Figure 2.

Model of NC assembly: Upon entry into the cell the alphavirus genome RNA is initially translated into the replication proteins nsP1-4. A spherule results when the replication complex of nsP1–4 (1–4) begins to synthesize RNA. RNA synthesis utilizes a negative strand (red dashed line) intermediate to make more genomic RNA (solid black line). As the replication complex matures, the subgenomic promoter is favored resulting in the structural polyprotein CP to E1. The protease activity of CP on its C-terminal domain cleaves it off nascent polyproteins co-translationally. Evidence thus far suggests that dimeric CP initiates assembly via multiple interactions with its positively charged N-terminal domain and the newly synthesized RNA. This process may be mediated by specific interactions between SD4 and the PS on the genome and a potential interaction between CP and the replication complex (nsP2).

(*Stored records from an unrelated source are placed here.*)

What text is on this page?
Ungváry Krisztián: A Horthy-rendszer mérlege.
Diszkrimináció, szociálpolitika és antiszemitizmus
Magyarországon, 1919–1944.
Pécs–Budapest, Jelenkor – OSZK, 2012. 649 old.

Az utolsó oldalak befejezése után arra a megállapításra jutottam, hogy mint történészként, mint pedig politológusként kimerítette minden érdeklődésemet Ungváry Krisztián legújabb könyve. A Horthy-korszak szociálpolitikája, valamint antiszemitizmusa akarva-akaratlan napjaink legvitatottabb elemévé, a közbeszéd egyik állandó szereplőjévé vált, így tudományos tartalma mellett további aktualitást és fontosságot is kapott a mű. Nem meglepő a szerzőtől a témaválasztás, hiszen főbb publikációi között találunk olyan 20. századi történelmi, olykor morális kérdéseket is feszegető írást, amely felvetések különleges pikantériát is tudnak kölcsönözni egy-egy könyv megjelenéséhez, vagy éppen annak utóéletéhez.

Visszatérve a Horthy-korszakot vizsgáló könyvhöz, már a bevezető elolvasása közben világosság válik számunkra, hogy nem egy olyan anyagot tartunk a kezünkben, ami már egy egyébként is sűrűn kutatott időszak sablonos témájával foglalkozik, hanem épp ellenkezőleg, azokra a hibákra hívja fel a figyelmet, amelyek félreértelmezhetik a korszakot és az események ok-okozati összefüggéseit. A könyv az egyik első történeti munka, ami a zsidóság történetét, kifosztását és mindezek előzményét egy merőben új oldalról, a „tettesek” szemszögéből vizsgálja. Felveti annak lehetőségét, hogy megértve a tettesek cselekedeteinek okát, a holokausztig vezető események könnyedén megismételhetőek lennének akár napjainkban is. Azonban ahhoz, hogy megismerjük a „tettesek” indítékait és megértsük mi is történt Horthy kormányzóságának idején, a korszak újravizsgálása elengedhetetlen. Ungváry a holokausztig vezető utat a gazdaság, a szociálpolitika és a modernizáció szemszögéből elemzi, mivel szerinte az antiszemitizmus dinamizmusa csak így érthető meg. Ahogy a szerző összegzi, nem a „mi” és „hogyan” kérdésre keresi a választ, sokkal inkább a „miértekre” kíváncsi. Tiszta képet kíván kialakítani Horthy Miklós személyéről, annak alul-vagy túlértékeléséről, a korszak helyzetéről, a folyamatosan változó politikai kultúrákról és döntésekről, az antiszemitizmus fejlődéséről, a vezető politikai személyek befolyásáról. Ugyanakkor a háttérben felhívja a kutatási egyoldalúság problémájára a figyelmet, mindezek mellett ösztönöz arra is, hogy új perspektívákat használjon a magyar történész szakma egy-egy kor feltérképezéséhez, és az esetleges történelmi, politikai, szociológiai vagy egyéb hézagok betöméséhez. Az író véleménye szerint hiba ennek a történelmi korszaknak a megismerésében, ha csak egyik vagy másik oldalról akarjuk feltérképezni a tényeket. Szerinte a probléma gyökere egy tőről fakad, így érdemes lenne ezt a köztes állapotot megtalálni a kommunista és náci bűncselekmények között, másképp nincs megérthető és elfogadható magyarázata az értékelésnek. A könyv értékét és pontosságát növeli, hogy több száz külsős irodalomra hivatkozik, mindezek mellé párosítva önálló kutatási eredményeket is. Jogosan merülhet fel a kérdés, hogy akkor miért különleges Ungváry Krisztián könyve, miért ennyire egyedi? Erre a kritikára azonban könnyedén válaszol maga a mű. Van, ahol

Assembly beyond this point is largely a mystery as there is yet to be any evidence of intermediate states. Comparison to the multiple packaging signal hypothesis of Stockley and colleagues suggests that electrostatics play a comparatively more prominent role in alphavirus assembly. However, this does not rule out the theory that RNA compaction could be involved. NC cores accumulate in the cytoplasm and can be visualized as discrete entities at sites distal to replication spherules.